Three shards of heaven
Ah, look at that, over there, that blue shard engraved in the face of that stone. That’s the shard of spirits. If we follow it, we will come upon a nelin shrine. I wonder who’s it will be.
The kyveno a ra, or three shards of heaven, is the most common and easiest recognizable symbol of Kysan, Garyialan folk religion. Their meanings are many, but mainly a representation of balance of the three realms; void, heaven and mortal.
Rise of the shards
After the burnt falcon and crystal heron subdued the chaos on Odezia, and Ynlaran, Nylena and Qhenenar were born, the Elden tree was planted, and the peoples of Odezia created, all seemed well for a while. But like the void, the endless darkness which surrounds all, the peoples of Odezia had a little chaos inside of them, and soon warred against one another.
The cataclysmic event of the destruction of the Elden tree caused the fabric of reality to tear apart. From the tears in reality, dark creatures from the void started to emerge. The people of Odezia, together with nelin who came down from the heavens, fought the creatures, but the tears kept growing, and there seemed to be no end to the monsters spilling through. Sulku, nelin of the Elden tree, gravely wounded after the destruction of the tree, started to dig a deep hole instead of fighting. All others yelled at them for cowering and hiding and not aiding in the fight until death. But when all seemed lost, Sulku returned to the surface and with them carried three large crystals. They took them to heaven and put them high up in the heavenly skies. And so, Sulku once again separated void from heaven from mortal realm.
Only a few small tears in the fabric of reality still exist. They make it possible for nelin to travel to the mortal realm, though only in spirit and not in physical form. But the tears also still make it possible for creatures from the void to terrorize the peoples of Odezia.
It is believed that once the three heavenly shards crash down, the world will be swallowed by the void and chaos rules once more.

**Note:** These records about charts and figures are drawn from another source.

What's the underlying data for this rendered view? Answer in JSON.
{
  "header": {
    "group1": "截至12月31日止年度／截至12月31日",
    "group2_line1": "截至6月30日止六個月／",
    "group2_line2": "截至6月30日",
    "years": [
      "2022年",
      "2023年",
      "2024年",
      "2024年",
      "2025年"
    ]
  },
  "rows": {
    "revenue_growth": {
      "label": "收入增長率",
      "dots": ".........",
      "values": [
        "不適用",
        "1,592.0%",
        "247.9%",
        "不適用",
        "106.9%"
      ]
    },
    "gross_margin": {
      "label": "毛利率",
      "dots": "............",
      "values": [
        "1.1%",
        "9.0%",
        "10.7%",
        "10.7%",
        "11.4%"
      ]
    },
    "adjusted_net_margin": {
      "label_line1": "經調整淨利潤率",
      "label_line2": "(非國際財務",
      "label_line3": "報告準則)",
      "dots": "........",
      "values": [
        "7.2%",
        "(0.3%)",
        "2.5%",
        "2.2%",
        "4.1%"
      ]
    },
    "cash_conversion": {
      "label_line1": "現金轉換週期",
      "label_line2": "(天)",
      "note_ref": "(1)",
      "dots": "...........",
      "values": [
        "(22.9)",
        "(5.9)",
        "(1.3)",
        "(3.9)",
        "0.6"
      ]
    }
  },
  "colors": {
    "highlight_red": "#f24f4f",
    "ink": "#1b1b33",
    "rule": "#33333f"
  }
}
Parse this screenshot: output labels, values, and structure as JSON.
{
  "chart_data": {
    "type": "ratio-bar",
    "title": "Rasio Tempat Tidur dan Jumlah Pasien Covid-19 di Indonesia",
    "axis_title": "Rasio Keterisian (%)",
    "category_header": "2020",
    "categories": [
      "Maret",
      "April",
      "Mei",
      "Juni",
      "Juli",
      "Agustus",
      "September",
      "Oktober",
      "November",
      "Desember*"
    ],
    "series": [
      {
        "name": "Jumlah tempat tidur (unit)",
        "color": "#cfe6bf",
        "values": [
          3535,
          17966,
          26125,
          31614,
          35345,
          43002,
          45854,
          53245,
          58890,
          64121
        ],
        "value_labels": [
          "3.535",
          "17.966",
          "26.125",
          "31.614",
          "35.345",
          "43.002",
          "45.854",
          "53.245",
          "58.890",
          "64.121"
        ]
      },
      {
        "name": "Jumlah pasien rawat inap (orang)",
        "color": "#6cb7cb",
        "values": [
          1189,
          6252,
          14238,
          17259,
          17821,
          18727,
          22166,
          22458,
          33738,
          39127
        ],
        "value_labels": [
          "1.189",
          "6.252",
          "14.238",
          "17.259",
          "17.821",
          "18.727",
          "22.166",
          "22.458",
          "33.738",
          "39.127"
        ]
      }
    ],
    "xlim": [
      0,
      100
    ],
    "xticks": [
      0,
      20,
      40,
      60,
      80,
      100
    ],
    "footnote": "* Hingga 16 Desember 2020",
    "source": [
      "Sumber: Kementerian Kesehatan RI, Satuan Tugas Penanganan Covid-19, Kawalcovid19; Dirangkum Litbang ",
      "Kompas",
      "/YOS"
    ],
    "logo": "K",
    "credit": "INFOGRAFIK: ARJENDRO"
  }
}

The three shards of heaven are most often depicted together. On the left is the purple shard of void or shard of death, in the centre the blue shard of spirits or shard of nelin, and on the right the yellow shard of heavenly gods. The shards can be found painted on or carved into rocks, trees, shrines, gates, chests, statues, anywhere related to (a specific) nelin.
While the shard of heavenly gods is never depicted on its own, the other two can be found solitary. The shard of void is regularly used on tombstones, and the shard of spirits on small shrines or along a path as a guide towards a shrine.